When I first downloaded the app and checked The Patriot-News feed, it was still showing the front page from the previous day, which mirrored the Newseum entry -- which usually isn't updated until around 8:30 a.m. When I redownloaded it a couple hours later through Extra! Extra!, it reflected the updated front page as shown through Newseum.

Brady says the newspaper fronts he downloads are publicly accessible. "Basically I am using freely available PDF's from the newspaper websites themselves," he said in an e-mail. "These are public URL's such as http://www.independent.ie/independent.ie/editorial/todaysPaper/todayspaper.pdf."

A visit to the Independent's website found no public link to their front page, but links to their paid e-edition. However, a Google search does confirm the link Brady provided.

However, this isn't the case for a good number of the papers, and it's most likely that Brady is scraping the Newseum feed. The app claimed that today's issue of the Corpus Christi Caller-Times wasn't available. That's because it hadn't been uploaded to the Newseum for the day.

A check of the Newseum revealed no paper from Corpus Christi for the day. The Caller-Times is one of the newspapers that makes its front-page PDFs accessible from its site and today's issue is available there. If Brady was using the newspaper's public feed, the PDF would be available in the app; if he's scraping the Newseum site, as we suspect, the missing page would mirror the status there.

Another newspaper, Referans from Turkey, no longer exists after merging with another newspaper. But, it's still part of the Newseum feed and therefore is listed in Extra! Extra!

Newseum makes it clear that it has a special arrangement with newspaper companies to display these front pages. Anyone seeking permission to use a front page must contact the newspaper directly, and U.S. copyright laws apply to both the Newseum and the US-based papers it includes. Extra! Extra!'s developer is based out of Ireland, but the app is being sold in the U.S. app store.

"I store the URLs on the server side in an XML file, so if any paper contacts me and wants to be removed, I can take them out right away," Brady said. "So far, no papers have wanted to do this, as I guess my app is driving more traffic to their website which in turn is good for them. I know from talking to the Irish papers, they love the app and are happy to get more exposure this way."

That's one possibility. Another, more likely scenario is that Extra! Extra! hasn't been noticed by people in a position to know whether the front pages are being used with permission or not.

I reached out to a few designers who work at papers included on Extra! Extra!, and they were pretty shocked by the app. Some papers, like the Express in Washintgon D.C., do make their entire paper downloadable as a single PDF document, but not the front page by itself. The PDF encryption makes it difficult to separate those pages.

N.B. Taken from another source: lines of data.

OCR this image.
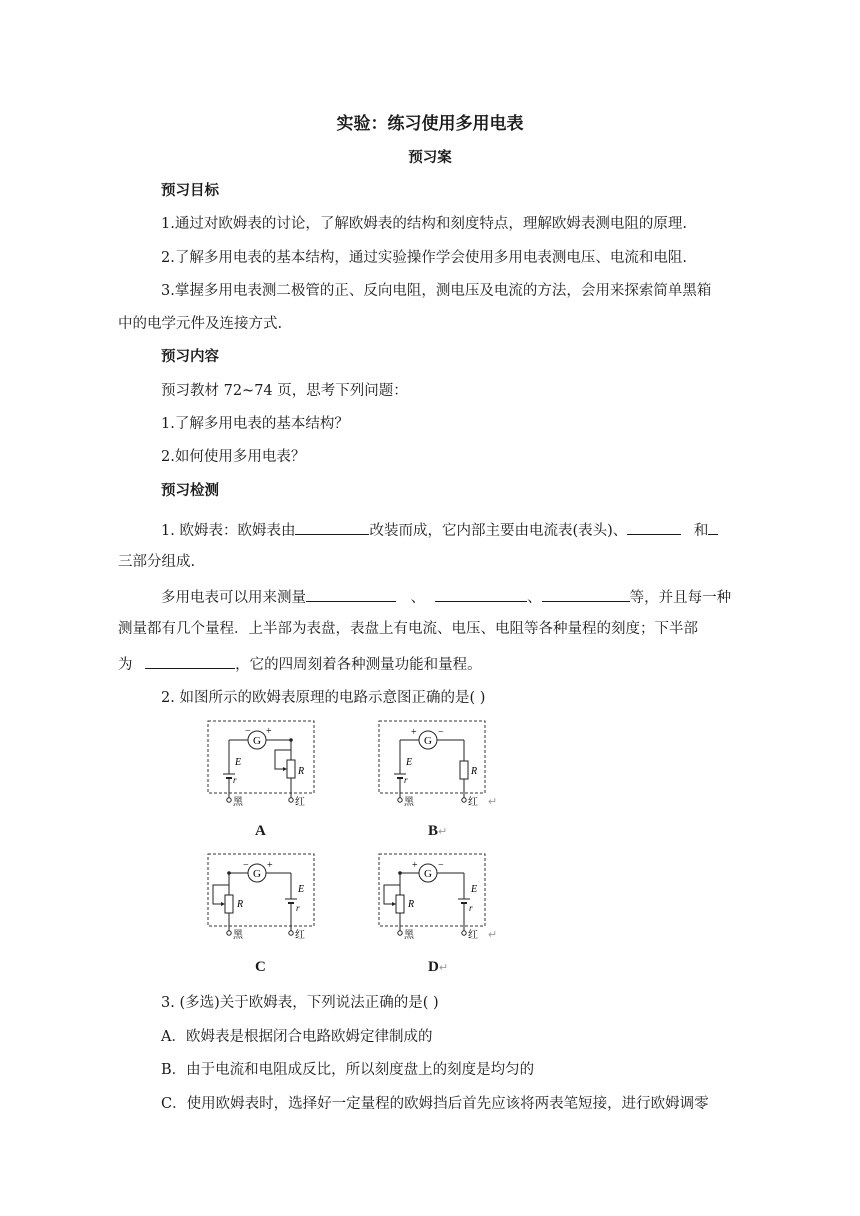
实验：练习使用多用电表
预习案
预习目标
1.通过对欧姆表的讨论，了解欧姆表的结构和刻度特点，理解欧姆表测电阻的原理.
2.了解多用电表的基本结构，通过实验操作学会使用多用电表测电压、电流和电阻.
3.掌握多用电表测二极管的正、反向电阻，测电压及电流的方法，会用来探索简单黑箱
中的电学元件及连接方式.
预习内容
预习教材 72~74 页，思考下列问题：
1.了解多用电表的基本结构？
2.如何使用多用电表？
预习检测
1. 欧姆表：欧姆表由	改装而成，它内部主要由电流表(表头)、	和
三部分组成.
多用电表可以用来测量	、	、	等，并且每一种
测量都有几个量程．上半部为表盘，表盘上有电流、电压、电阻等各种量程的刻度；下半部
为	，它的四周刻着各种测量功能和量程。
2. 如图所示的欧姆表原理的电路示意图正确的是( )
G
− +
E
r
R
黑	红
A
G
+ −
E
r
R
黑	红 ↵
B↵
G
− +
R
E
r
黑	红
C
G
+ −
R
E
r
黑	红 ↵
D↵
3. (多选)关于欧姆表，下列说法正确的是( )
A．欧姆表是根据闭合电路欧姆定律制成的
B．由于电流和电阻成反比，所以刻度盘上的刻度是均匀的
C．使用欧姆表时，选择好一定量程的欧姆挡后首先应该将两表笔短接，进行欧姆调零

"We have asked [Extra! Extra!] not to use the content from our site without each newspaper's specific permission. We have told numerous other sites the same thing. We cannot stop him from doing it without impacting the performance of our site," said Paul Sparrow, senior vice-president of broadcasting with Newseum in an e-mail to Charles Apple, who runs a visual journalism blog for the American Copy Editors Society. Charles was kind enough to contact Newseum on my behalf to get their take on this.

A growing number of newspapers do have their front pages available for download -- however, those pages are still under the copyright of their respective owners, and when an app like Extra! Extra! appears in the store, it calls into question whether Apple is effectively policing copyright violators. Just because the front pages are out there for download -- whether or not it is through the Newseum or the paper's own site -- does not mean that someone had the right to cull these front pages and make a profit off of them.

Edit (6:30 p.m. ET): Commenter Kevin was gracious enough to source out the app's XML file, [Ed. note: the link is now broken, so we've pasted an image below with proof] which revealed that all of the files are coming from the Newseum. Thanks, Kevin!